In their essay, "The Influence of History on States’ Compliance with Human Rights Obligations," Adam Chilton and Eric Posner conclude that modern human rights practices are partially a function of phenomena from distant history: colonization patterns, geography, and old institutions. They contrast the predictive power of these factors with that of participation in the modern international human rights legal regime. They conclude that ratified human rights instruments in the aggregate have had little effect on governments’ rights practices, and that researchers should turn to factors other than treaties for robust explanations (if not solutions) for the wide variation in human rights practices across states. In this essay, we disaggregate several aspects of the human rights regime that much of the existing scholarship — including The Influence of History — has largely aggregated. In doing so, we show that aggregation obscures nuances of treaty engagement and effects that might meaningfully implicate the normative role of the human rights regime.

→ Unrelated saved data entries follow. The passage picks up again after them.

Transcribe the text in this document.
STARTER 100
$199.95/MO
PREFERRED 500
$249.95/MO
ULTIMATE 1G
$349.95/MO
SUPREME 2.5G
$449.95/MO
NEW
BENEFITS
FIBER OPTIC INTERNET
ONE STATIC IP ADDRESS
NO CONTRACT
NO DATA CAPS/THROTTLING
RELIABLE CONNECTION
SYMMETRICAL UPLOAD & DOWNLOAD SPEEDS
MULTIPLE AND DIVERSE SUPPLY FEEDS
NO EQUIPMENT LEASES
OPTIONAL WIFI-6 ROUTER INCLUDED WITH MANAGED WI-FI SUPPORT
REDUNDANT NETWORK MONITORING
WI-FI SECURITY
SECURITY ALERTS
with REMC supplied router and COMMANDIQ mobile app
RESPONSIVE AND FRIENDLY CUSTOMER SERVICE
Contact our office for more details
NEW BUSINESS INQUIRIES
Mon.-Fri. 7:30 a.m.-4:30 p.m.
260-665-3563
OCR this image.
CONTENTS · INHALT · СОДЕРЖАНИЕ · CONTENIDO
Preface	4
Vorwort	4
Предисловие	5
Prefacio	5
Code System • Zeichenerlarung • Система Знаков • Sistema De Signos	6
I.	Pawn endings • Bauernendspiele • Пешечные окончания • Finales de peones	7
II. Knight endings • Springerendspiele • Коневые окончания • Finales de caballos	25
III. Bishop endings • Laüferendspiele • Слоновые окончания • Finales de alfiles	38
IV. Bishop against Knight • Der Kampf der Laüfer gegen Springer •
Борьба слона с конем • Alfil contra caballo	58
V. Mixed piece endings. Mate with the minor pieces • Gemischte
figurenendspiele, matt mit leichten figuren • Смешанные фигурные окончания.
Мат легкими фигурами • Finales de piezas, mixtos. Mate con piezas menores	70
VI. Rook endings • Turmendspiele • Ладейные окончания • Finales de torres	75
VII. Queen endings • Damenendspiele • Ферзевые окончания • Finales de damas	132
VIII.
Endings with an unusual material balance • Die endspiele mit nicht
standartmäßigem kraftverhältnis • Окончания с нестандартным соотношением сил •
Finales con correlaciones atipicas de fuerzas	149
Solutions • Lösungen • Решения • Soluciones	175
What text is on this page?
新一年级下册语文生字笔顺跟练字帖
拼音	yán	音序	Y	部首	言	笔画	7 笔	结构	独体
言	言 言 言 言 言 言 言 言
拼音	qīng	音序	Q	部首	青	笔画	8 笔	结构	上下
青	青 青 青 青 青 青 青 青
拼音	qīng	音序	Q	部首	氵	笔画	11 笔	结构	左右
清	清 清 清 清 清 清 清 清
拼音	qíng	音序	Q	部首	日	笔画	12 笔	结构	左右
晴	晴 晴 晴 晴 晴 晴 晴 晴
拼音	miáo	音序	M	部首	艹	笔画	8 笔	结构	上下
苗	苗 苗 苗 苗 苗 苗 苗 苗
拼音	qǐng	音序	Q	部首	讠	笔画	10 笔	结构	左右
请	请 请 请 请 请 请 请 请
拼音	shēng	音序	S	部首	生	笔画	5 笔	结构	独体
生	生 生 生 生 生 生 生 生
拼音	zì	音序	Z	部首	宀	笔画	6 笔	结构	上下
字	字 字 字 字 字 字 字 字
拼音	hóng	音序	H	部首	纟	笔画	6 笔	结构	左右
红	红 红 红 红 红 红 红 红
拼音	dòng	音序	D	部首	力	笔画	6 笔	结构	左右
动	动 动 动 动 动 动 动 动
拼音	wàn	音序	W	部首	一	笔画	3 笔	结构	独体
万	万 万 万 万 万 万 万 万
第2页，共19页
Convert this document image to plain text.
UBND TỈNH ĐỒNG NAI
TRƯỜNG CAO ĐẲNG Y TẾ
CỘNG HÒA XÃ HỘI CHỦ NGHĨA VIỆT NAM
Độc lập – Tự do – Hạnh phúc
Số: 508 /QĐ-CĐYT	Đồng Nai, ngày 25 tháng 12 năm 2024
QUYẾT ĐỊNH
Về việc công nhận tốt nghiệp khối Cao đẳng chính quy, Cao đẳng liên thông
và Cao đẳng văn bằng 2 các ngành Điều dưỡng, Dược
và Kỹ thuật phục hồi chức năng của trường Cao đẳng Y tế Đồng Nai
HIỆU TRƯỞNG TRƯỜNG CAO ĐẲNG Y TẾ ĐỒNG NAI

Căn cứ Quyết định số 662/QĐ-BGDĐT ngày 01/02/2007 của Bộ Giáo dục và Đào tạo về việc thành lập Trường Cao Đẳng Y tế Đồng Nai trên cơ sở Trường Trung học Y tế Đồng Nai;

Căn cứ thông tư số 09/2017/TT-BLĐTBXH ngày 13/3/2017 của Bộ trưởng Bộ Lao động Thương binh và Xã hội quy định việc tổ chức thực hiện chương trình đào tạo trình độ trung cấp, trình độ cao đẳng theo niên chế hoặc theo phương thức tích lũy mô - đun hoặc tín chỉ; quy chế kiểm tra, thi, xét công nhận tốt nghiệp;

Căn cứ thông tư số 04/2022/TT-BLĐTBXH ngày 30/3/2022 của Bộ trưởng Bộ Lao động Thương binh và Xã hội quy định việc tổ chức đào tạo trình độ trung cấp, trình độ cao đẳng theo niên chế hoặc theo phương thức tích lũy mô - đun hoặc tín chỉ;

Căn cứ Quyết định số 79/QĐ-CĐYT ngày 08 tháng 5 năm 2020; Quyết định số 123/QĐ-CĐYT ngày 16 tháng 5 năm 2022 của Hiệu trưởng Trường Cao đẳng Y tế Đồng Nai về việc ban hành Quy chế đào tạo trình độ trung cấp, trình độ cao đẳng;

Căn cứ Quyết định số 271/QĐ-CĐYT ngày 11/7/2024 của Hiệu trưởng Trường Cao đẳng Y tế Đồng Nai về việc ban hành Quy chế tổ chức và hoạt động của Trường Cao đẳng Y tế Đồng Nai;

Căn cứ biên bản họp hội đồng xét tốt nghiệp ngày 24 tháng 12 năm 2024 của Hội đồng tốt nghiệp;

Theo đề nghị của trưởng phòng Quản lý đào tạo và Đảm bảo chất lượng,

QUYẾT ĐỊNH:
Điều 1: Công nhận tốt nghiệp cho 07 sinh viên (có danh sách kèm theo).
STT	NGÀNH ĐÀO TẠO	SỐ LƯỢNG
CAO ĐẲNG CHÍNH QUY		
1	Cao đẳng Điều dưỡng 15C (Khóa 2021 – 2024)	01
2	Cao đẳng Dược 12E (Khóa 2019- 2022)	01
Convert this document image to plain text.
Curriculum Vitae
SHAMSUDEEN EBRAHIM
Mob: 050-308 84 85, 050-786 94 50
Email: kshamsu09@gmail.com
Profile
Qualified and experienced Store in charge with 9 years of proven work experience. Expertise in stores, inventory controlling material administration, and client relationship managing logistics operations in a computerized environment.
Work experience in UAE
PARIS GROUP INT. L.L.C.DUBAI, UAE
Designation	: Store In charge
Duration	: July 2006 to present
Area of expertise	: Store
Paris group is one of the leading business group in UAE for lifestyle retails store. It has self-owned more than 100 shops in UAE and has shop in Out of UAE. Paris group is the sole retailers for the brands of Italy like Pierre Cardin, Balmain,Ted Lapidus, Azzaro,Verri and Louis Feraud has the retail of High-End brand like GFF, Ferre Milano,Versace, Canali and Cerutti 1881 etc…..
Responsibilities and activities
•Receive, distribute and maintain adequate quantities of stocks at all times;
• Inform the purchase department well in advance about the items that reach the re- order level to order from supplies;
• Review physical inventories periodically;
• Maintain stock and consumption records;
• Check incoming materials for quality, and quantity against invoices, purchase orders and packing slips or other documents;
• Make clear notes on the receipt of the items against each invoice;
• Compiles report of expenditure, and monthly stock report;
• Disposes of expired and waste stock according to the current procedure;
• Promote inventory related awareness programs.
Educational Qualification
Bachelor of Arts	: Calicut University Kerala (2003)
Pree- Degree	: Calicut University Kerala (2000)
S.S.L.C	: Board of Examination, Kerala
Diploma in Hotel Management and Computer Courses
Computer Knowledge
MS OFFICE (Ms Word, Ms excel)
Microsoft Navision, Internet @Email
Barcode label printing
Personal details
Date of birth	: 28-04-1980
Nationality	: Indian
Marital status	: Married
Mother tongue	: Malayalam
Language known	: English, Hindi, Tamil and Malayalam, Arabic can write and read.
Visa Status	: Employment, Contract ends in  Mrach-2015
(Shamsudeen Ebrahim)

We argue that the “treatment” of a human rights regime is not synonymous with the point of ratification. As others have noted, ratification commonly works through international and domestic processes and institutions and operates over a long time-horizon, extending well before and after the moment of legal obligation. We conclude that to understand the process by which treaty engagement might influence rights conditions, scholars should build on those studies that recognize and take advantage of this insight.
Citation
Kevin Cope & Cosette D. Creamer, Disaggregating the Human Rights Treaty Regime, 56 Virginia Journal of International Law, 459–480 (2016).